Priya moved to stand in the shade with Deepa. A few men began to make surreptitious bets.

The target was the strangest contraption Priya had seen in a long time. In Ahiranya, Jeevan trained people with a simple painted plank of wood. But this, Raziya announced, was a Dwarali artifice, used for archery games: a fish carved from gold, hollow at the eyes, hung precariously from a high pole. The guardswoman who’d raised it up knocked the pole with her foot, and the fish began to twist wildly.

“If we were playing as Dwarali archers do,” Raziya said to Sima, “we would judge where to shoot only looking at the reflection of the target in a basin of water, laid on the ground. But we won’t go so far for a simple game.”

Sima looked at the fish dubiously.

“So I win if I knock it from the pole?”

“Hitting it is considered enough,” Raziya said, drawing her bow and nocking the arrow. “The eye is ideal. Let me demonstrate.”

The arrow flew from her bow, striking the eye of the twisting golden fish, sending it spinning wildly in the opposite direction. There were cheers from the watching crowd.
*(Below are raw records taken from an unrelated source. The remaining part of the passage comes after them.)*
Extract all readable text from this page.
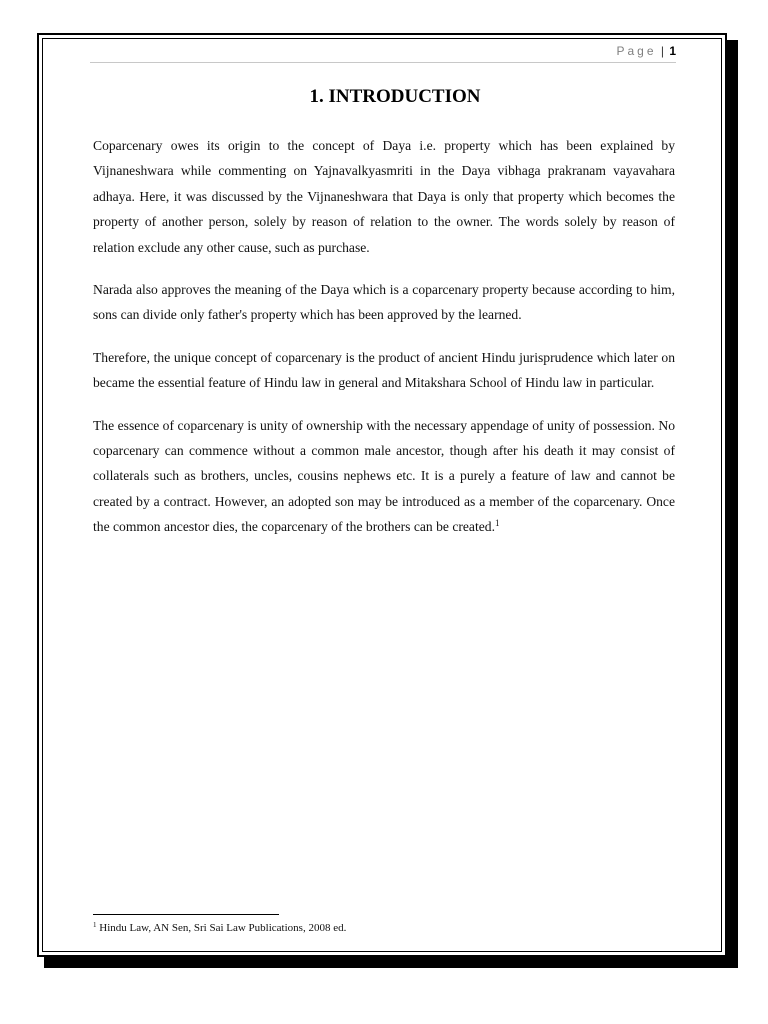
Page | 1
1. INTRODUCTION

Coparcenary owes its origin to the concept of Daya i.e. property which has been explained by Vijnaneshwara while commenting on Yajnavalkyasmriti in the Daya vibhaga prakranam vayavahara adhaya. Here, it was discussed by the Vijnaneshwara that Daya is only that property which becomes the property of another person, solely by reason of relation to the owner. The words solely by reason of relation exclude any other cause, such as purchase.

Narada also approves the meaning of the Daya which is a coparcenary property because according to him, sons can divide only father's property which has been approved by the learned.

Therefore, the unique concept of coparcenary is the product of ancient Hindu jurisprudence which later on became the essential feature of Hindu law in general and Mitakshara School of Hindu law in particular.

The essence of coparcenary is unity of ownership with the necessary appendage of unity of possession. No coparcenary can commence without a common male ancestor, though after his death it may consist of collaterals such as brothers, uncles, cousins nephews etc. It is a purely a feature of law and cannot be created by a contract. However, an adopted son may be introduced as a member of the coparcenary. Once the common ancestor dies, the coparcenary of the brothers can be created.$^1$

$^1$ Hindu Law, AN Sen, Sri Sai Law Publications, 2008 ed.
The other Dwarali women, though expressionless, were palpably smug.

Sima squared her shoulders like a woman going to her death, grasped her bow, and stepped forward.

There was no way this was going to end well. Priya was absolutely going to lose her eyebrows.

“Where is Lata now?” Priya asked, turning to Deepa. Deepa startled, as if she hadn’t expected to be spoken to, then went still. “She was the one who summoned us here, and I haven’t seen even a glimpse of her.”

“Oh, with the empress, I expect,” Deepa said, darting a quick look at Priya. “They have meetings all day. Usually we attend alongside her, but sometimes we have responsibilities to our own people.”

“Was I your responsibility today?” Priya asked. Deepa gave her an almost alarmed look, and Priya grinned at her. “I’m sorry,” she said. “I’m not highborn, Lady Deepa, and I’m an outsider here. I don’t know how best to talk. Am I too blunt?”